Pharmaceutical features of phenylalkylamine derivatives (PAAs) binding to calcium channels have been studied extensively in the past decades. Only a few PAAs have the binding specificity on calcium channels, for example, NNC 55-0396. Here, we created the homology models of human Ca 3.2, Ca 3.3 and use them as a receptor on the rigid docking tests. The nonspecific calcium channel blocker mibefradil showed inconsistent docking preference across four domains; however, NNC 55-0396 had a unique binding pattern on domain II specifically. The subsequent molecular dynamics (MD) simulations identified that Ca 3.1, Ca 3.2, and Ca 3.3 share domain II when Ca appearing in the neighbor region of selective filters (SFs).

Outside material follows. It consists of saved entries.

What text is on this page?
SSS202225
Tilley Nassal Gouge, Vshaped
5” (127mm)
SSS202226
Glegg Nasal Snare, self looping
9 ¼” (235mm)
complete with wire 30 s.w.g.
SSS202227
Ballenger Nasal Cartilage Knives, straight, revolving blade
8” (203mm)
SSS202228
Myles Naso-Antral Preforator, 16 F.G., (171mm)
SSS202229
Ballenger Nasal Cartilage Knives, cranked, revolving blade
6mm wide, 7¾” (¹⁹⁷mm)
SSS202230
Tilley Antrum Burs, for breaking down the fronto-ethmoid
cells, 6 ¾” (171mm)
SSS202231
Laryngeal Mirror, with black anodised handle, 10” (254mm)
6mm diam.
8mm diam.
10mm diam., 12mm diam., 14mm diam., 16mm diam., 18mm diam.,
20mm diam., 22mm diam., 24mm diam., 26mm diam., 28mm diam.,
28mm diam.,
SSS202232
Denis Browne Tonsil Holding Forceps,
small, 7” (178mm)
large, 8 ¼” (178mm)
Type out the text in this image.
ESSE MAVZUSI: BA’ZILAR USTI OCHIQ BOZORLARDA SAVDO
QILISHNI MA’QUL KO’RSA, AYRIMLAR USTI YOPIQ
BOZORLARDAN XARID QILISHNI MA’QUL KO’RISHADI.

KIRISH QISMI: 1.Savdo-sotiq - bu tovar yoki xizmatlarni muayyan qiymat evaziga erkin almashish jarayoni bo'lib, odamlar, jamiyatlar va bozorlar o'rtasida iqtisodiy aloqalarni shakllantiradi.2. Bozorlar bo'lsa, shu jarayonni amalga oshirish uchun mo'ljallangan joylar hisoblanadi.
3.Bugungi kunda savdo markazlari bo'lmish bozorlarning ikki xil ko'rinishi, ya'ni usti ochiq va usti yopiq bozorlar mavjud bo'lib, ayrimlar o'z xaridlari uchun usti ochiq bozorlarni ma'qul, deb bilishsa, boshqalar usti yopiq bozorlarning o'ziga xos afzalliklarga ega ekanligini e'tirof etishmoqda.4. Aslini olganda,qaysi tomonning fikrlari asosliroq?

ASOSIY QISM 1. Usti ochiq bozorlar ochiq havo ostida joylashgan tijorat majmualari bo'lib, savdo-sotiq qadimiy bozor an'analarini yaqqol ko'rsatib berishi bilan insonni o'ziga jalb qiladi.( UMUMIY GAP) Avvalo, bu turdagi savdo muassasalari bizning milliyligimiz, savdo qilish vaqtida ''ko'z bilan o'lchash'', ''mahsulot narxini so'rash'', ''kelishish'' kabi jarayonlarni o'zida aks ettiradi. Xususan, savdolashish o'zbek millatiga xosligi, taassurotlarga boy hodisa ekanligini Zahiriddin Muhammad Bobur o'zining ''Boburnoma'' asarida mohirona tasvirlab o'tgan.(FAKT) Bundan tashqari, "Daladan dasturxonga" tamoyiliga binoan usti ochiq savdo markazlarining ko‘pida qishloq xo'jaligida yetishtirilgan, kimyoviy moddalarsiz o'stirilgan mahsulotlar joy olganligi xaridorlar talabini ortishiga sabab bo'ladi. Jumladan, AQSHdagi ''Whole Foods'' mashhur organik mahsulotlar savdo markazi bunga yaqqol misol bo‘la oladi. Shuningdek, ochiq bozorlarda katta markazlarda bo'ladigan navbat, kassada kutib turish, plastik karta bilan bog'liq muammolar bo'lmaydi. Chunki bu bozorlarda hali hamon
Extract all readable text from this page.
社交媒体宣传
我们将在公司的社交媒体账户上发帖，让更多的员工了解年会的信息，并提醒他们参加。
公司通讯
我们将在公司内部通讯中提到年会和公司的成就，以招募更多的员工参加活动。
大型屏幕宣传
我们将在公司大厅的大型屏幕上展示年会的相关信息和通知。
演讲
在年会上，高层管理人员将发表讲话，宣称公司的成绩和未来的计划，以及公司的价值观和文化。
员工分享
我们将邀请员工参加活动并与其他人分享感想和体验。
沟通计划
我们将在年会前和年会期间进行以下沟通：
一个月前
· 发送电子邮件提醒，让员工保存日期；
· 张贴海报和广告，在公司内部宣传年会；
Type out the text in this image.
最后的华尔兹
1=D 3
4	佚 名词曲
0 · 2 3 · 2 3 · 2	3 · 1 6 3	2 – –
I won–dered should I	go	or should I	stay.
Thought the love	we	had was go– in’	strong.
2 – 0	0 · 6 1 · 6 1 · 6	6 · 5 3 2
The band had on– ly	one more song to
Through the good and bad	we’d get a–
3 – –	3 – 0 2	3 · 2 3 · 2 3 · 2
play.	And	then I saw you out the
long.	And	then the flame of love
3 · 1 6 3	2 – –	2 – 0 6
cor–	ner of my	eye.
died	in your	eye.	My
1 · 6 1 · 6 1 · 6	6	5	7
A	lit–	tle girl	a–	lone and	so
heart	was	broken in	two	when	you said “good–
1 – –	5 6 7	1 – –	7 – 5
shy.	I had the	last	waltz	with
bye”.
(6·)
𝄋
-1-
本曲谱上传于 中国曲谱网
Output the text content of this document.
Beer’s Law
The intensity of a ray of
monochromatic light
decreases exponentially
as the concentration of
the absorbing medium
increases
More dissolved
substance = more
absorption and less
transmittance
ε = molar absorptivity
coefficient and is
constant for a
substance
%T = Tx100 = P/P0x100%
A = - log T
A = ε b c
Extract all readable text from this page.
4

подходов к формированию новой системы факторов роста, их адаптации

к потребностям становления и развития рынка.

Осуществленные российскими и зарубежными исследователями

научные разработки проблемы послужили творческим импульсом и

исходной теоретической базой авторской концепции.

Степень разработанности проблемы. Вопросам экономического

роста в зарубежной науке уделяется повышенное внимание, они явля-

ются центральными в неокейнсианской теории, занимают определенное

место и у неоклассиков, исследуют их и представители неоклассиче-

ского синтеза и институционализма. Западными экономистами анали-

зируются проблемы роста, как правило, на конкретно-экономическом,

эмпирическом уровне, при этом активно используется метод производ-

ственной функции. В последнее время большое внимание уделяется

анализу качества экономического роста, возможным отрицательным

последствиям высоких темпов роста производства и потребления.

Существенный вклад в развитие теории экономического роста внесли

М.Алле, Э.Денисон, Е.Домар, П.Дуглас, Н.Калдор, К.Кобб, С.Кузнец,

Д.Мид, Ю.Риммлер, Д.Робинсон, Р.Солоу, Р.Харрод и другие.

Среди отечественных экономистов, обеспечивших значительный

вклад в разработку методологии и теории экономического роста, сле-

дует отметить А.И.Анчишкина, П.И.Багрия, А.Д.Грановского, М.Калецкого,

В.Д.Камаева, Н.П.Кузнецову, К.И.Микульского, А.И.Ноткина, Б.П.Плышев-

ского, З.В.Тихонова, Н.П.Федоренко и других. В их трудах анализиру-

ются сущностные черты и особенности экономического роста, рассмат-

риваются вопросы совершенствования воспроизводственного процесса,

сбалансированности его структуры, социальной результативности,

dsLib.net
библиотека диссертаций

Moreover, free-energy perturbation analysis suggests single mutation of lysine at P-loop domain III, or threonine at the P-loop domain II largely reduced the total amount of hydration-free energy in the system. All these findings suggest that P-loop and segment six domain II in the T-type calcium channels (TCCs) are crucial for attracting the PAAs with specificity as the antagonist.